In this approach, a query sequence is considered to be unique to a pathogenic organism if the sequence "is more closely related to a select agent or toxin sequence than to a non-select agent or toxin sequence," the guidelines state.
To determine the best match, the guidelines suggest that the sequences be broken into a “six-frame translation” of 200-bp nucleotide segments and the resulting fragments aligned to sequences in the GenBank protein sequence database using a sequence alignment tool such as Blast that utilizes both a global and local sequence alignment technique.
As part of implementing these approaches, Peccoud said that his team has developed keyword lists corresponding to different pathogens that help track down matches in the National Select Agent Registry.
“Blast returns GenBank accession numbers that need to be interpreted. Using these keywords, the GenBank records are retrieved,” he said. “We search the record for the presence of keywords representing the species of select agents. We also have anti-keywords to account for exceptions.”
In addition to evaluating the performance of the screening options outlined in the guidelines, Peccoud says that the team plans to find out whether there are alternate interpretations of the guidelines that might produce better results.
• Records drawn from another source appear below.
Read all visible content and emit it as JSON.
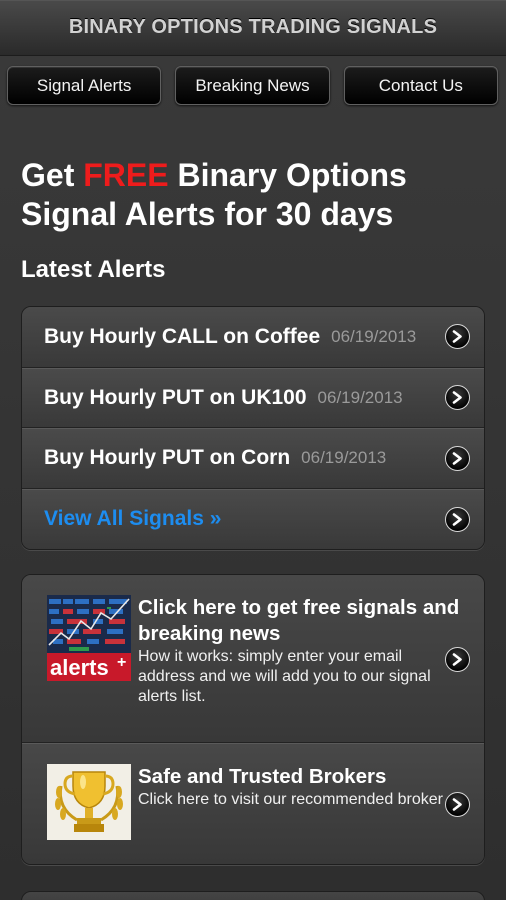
{
  "header": {
    "title": "BINARY OPTIONS TRADING SIGNALS"
  },
  "nav": [
    "Signal Alerts",
    "Breaking News",
    "Contact Us"
  ],
  "hero": {
    "prefix": "Get ",
    "highlight": "FREE",
    "line1_rest": " Binary Options",
    "line2": "Signal Alerts for 30 days",
    "highlight_color": "#ee1c1c"
  },
  "latest": {
    "title": "Latest Alerts",
    "items": [
      {
        "title": "Buy Hourly CALL on Coffee",
        "date": "06/19/2013"
      },
      {
        "title": "Buy Hourly PUT on UK100",
        "date": "06/19/2013"
      },
      {
        "title": "Buy Hourly PUT on Corn",
        "date": "06/19/2013"
      }
    ],
    "view_all": "View All Signals »",
    "link_color": "#1d8df0"
  },
  "promos": [
    {
      "icon": "alerts-chart-icon",
      "badge": "alerts",
      "badge_plus": "+",
      "title": "Click here to get free signals and breaking news",
      "body": "How it works: simply enter your email address and we will add you to our signal alerts list."
    },
    {
      "icon": "trophy-icon",
      "title": "Safe and Trusted Brokers",
      "body": "Click here to visit our recommended broker"
    }
  ]
}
They are also assessing the computational cost of screening DNA sequences.
“[We want to know] how many CPU hours it’s going to take to screen orders and [if] it is compatible with the operational constraints of the gene synthesis company,” he said. “That’s probably the biggest issue that may have been overlooked.”
For now the test suite of sequences is located in an independent database but Peccoud says that he is considering including these sequences in VBI's GenoCAD database to “evaluate our ability to detect them in a larger collection of DNA sequences.”
The GenoCAD genomic design software software, developed by Peccoud’s lab, is a tool to design synthetic DNA molecules from genomic libraries.
He said that when GenoTHREAT is complete, he plans to use it to monitor sequences that users upload to the GenoCAD database and to identify users requesting accounts in GenoCAD because of “the remote possibility that GenoCAD may be used to design biological weapons.”
The biosecurity aspects of the project have also raised questions around making GenoTHREAT available as open source software.
“Our first reaction was to try to make [GenoTHREAT] open source but if we make it too easy for people to figure out how DNA sequences are being screened, [then] there are some concerns about [whether] it [will] enable them to circumvent the bioscreening effort,” he said.
“We will seek the advice of law enforcement agencies before making any licensing decision for GenoTHREAT,” he added.
Although the project began with no financial backing, Peccoud said that the students’ work is now funded by both Mitre and Science Applications International Corporation, but he declined to disclose how much the project received from the groups.